Business News for the Mississippi Delta

John McKay

Leading an economic charge through the Mississippi Manufacturers Association

By Jack Criss

John McKay is the president and CEO of the Jackson-based Mississippi Manufacturers Association (MMA), the largest and most influential voice for Mississippi manufacturers. The association represents thousands of manufacturers and related businesses across the state. 

Since taking over the helm in October of 2019 from his predecessor, Jay Moon, McKay has developed a strong reputation in his role by helping to develop and win passage of several significant legislative programs. He has led the fight to reduce or eliminate burdensome taxes, such as the inventory and franchise taxes and the sales tax on energy used by manufacturers. 

McKay also assisted in developing and passing major workforce development initiatives such as the Workforce Enhancement Act and the creation of the Mississippi Works Fund. Other significant legislative incentive packages supporting Mississippi companies, such as Ingalls Shipbuilding, Yokohama Tire, Viking, and Continental Tire were also made possible through McKay’s advocacy work through the MMA.

McKay who has been with the MMA since 2008, working in a number of capacities—including taxation lobbying to head of the government affairs division and executive vice-president—was born in Rankin County but is the son of Cleveland natives.

“My father, Bob, owned and operated McKay’s Cleaners in downtown Cleveland for twenty years and his father, my grandfather, was a police officer in Rosedale,” says McKay. “My mother was the former Marcello Long and all of my cousins are Sanders and Havens. So, yes, I spent a lot of time in Cleveland growing up and know the area well.”

McKay went on to graduate from Ole Miss before he and his wife actually left Mississippi for about six years to live in Charleston, South Carolina where McKay obtained his Masters Degree in Public Administration from the College of Charleston. However, after a brief stint in Sarasota, Florida working in county government, McKay and his family returned to the Jackson area in 2008 when he took the job with MMA. 

“I actually think Jay Moon hired me because I had the same Masters Degree that he held,” laughs McKay.

Entering his fifth year as President and CEO, McKay says that Mississippi is growing in the manufacturing sector recently, but that sometimes a big announcement might be followed by a closing.

“That’s just the nature of manufacturing,” admits McKay, “but I think it’s a positive that this state is steady right now. The Sunbelt is starting to really explode and I believe we’re poised to focus on and take advantage of  that. I’ve had conversations with Governor Reeves and other political leaders about what I and the MMA can do to aid in the process.”

McKay says that while the Marshall County battery facility announcement earlier this year was huge, he believes the recent Amazon project announced for Madison could be “transformational.”

“Not only is it an incredible win for Central Mississippi, I believe it will benefit the entire state because all of the training and infrastructure dynamics and ancillary jobs that will come from it are going to far-reaching and momentous,” says McKay. These benefits will extend into the Delta, as well. If anything, I think Governor Reeves might have possibly undersold how incredibly beneficial this project is.”

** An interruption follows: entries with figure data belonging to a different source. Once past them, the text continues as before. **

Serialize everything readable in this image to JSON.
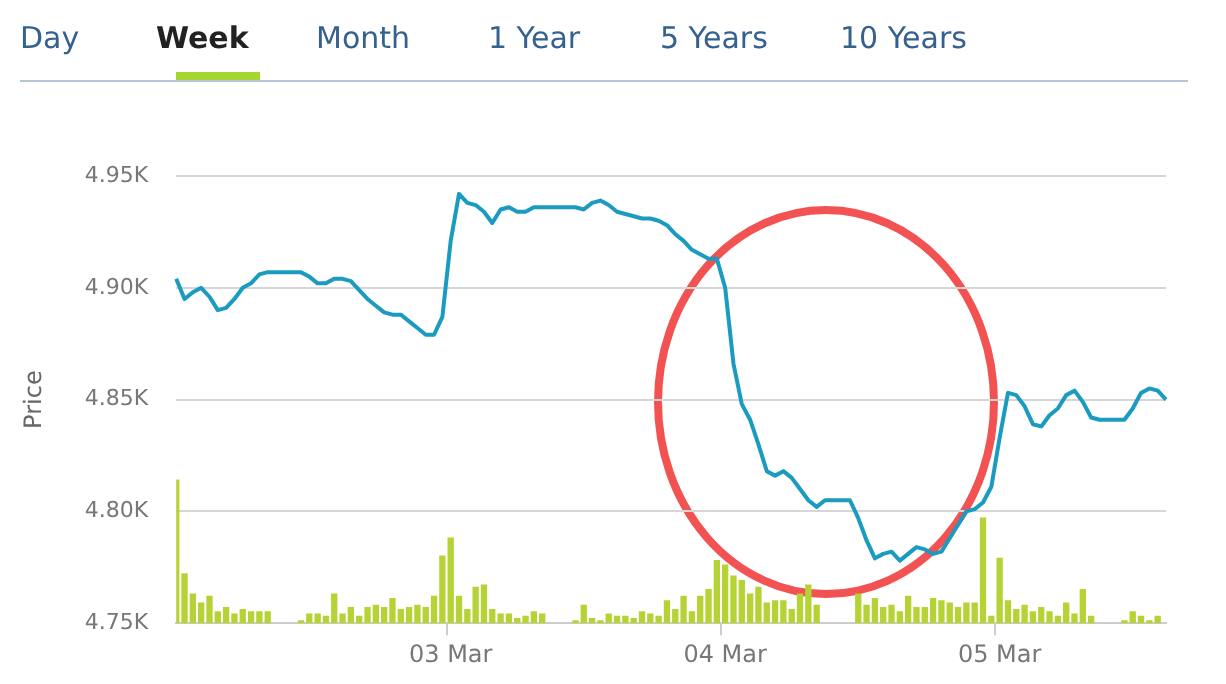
{
  "chart_data": {
    "type": "line",
    "ylabel": "Price",
    "annotations": [
      "Day",
      "Week",
      "Month",
      "1 Year",
      "5 Years",
      "10 Years"
    ],
    "categories": [
      null,
      null,
      null,
      null,
      null,
      null,
      null,
      null,
      null,
      null,
      null,
      null,
      null,
      null,
      null,
      null,
      null,
      null,
      null,
      null,
      null,
      null,
      null,
      null,
      null,
      null,
      null,
      null,
      null,
      null,
      null,
      null,
      null,
      "03 Mar",
      null,
      null,
      null,
      null,
      null,
      null,
      null,
      null,
      null,
      null,
      null,
      null,
      null,
      null,
      null,
      null,
      null,
      null,
      null,
      null,
      null,
      null,
      null,
      null,
      null,
      null,
      null,
      null,
      null,
      null,
      null,
      null,
      "04 Mar",
      null,
      null,
      null,
      null,
      null,
      null,
      null,
      null,
      null,
      null,
      null,
      null,
      null,
      null,
      null,
      null,
      null,
      null,
      null,
      null,
      null,
      null,
      null,
      null,
      null,
      null,
      null,
      null,
      null,
      null,
      null,
      null,
      "05 Mar",
      null,
      null,
      null,
      null,
      null,
      null,
      null,
      null,
      null,
      null,
      null,
      null,
      null,
      null,
      null,
      null,
      null,
      null,
      null,
      null
    ],
    "series": [
      {
        "color": "#1a9bbf",
        "values": [
          4.904,
          4.895,
          4.898,
          4.9,
          4.896,
          4.89,
          4.891,
          4.895,
          4.9,
          4.902,
          4.906,
          4.907,
          4.907,
          4.907,
          4.907,
          4.907,
          4.905,
          4.902,
          4.902,
          4.904,
          4.904,
          4.903,
          4.899,
          4.895,
          4.892,
          4.889,
          4.888,
          4.888,
          4.885,
          4.882,
          4.879,
          4.879,
          4.887,
          4.921,
          4.942,
          4.938,
          4.937,
          4.934,
          4.929,
          4.935,
          4.936,
          4.934,
          4.934,
          4.936,
          4.936,
          4.936,
          4.936,
          4.936,
          4.936,
          4.935,
          4.938,
          4.939,
          4.937,
          4.934,
          4.933,
          4.932,
          4.931,
          4.931,
          4.93,
          4.928,
          4.924,
          4.921,
          4.917,
          4.915,
          4.913,
          4.913,
          4.9,
          4.866,
          4.848,
          4.841,
          4.83,
          4.818,
          4.816,
          4.818,
          4.815,
          4.81,
          4.805,
          4.802,
          4.805,
          4.805,
          4.805,
          4.805,
          4.797,
          4.787,
          4.779,
          4.781,
          4.782,
          4.778,
          4.781,
          4.784,
          4.783,
          4.781,
          4.782,
          4.788,
          4.794,
          4.8,
          4.801,
          4.804,
          4.811,
          4.833,
          4.853,
          4.852,
          4.847,
          4.839,
          4.838,
          4.843,
          4.846,
          4.852,
          4.854,
          4.849,
          4.842,
          4.841,
          4.841,
          4.841,
          4.841,
          4.846,
          4.853,
          4.855,
          4.854,
          4.85
        ]
      },
      {
        "type": "bar",
        "color": "#b5d334",
        "values": [
          4.814,
          4.772,
          4.763,
          4.759,
          4.762,
          4.755,
          4.757,
          4.754,
          4.756,
          4.755,
          4.755,
          4.755,
          null,
          null,
          null,
          4.751,
          4.754,
          4.754,
          4.753,
          4.763,
          4.754,
          4.757,
          4.753,
          4.757,
          4.758,
          4.757,
          4.761,
          4.756,
          4.757,
          4.758,
          4.757,
          4.762,
          4.78,
          4.788,
          4.762,
          4.756,
          4.766,
          4.767,
          4.756,
          4.754,
          4.754,
          4.752,
          4.753,
          4.755,
          4.754,
          null,
          null,
          null,
          4.751,
          4.758,
          4.752,
          4.751,
          4.754,
          4.753,
          4.753,
          4.752,
          4.755,
          4.754,
          4.753,
          4.76,
          4.756,
          4.762,
          4.755,
          4.762,
          4.765,
          4.778,
          4.776,
          4.771,
          4.769,
          4.763,
          4.766,
          4.759,
          4.76,
          4.76,
          4.756,
          4.763,
          4.767,
          4.758,
          null,
          null,
          null,
          null,
          4.763,
          4.758,
          4.761,
          4.757,
          4.758,
          4.755,
          4.762,
          4.757,
          4.757,
          4.761,
          4.76,
          4.759,
          4.757,
          4.759,
          4.759,
          4.797,
          4.753,
          4.779,
          4.76,
          4.756,
          4.758,
          4.755,
          4.757,
          4.755,
          4.753,
          4.759,
          4.754,
          4.765,
          4.753,
          null,
          null,
          null,
          4.751,
          4.755,
          4.753,
          4.751,
          4.753,
          null
        ]
      }
    ],
    "ylim": [
      4.75,
      4.95
    ],
    "yticks": [
      {
        "value": 4.75,
        "label": "4.75K"
      },
      {
        "value": 4.8,
        "label": "4.80K"
      },
      {
        "value": 4.85,
        "label": "4.85K"
      },
      {
        "value": 4.9,
        "label": "4.90K"
      },
      {
        "value": 4.95,
        "label": "4.95K"
      }
    ],
    "grid": "y",
    "marker": "none",
    "line_style": "solid"
  }
}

As for the Delta, McKay—who was also appointed by Governor Reeves to serve on the executive board of the state Workforce Investment Board—says that he works very closely with companies in the region and lauded the work of Jane Moss with Viking Range in Greenwood, MMA’s most recent Chairwoman. 

“Workforce is the top concern in the Delta and that’s what our members there always tell us,” says McKay. “I wish that we could get more training infrastructure in the area, which is not a knock on any of our partners in the Delta, let me be clear. The good news is that I’m seeing workforce training being addressed more strongly in that great part of our state and I hope more of it is added as we move forward. I, personally, have worked with Delta Council on transportation issues in the past, for instance,” he says. 

Since 1951, the Mississippi Manufacturers Association has been the clear and united voice and front for industry in the state and “it’s important that manufacturers in this state band together and form coalitions,” adds McKay. “There is little doubt that industry is the engine that powers Mississippi’s economy, and MMA is an unrelenting advocate in support of measures benefiting manufacturers—we act as their voice, if you will.”

MMA was also one of the driving forces behind the legislative creation of AccelerateMS in 2020 which McKay says is one of his proudest moments. “The effect that AccelerateMS has already had on workforce training during its short existence—and the effect it will continue to have over the next five to ten years—is nothing short of incredible.”

MMA remains vigilant and unrelenting in its efforts to eliminate an unfair, unnecessary or costly burden on the operations of the state’s manufacturing community, says McKay. 

“Practical, accurate and useful information is provided to our members through active committees, seminars, workshops, regular publications and the website, addressing key areas of interest to them,” he says. “I would urge any Delta manufacturers that are not members of MMA to join us soon. That’s not a sales pitch, either. We help make the case for industry to policymakers while they’re busy working, producing, and creating jobs. That’s our job.”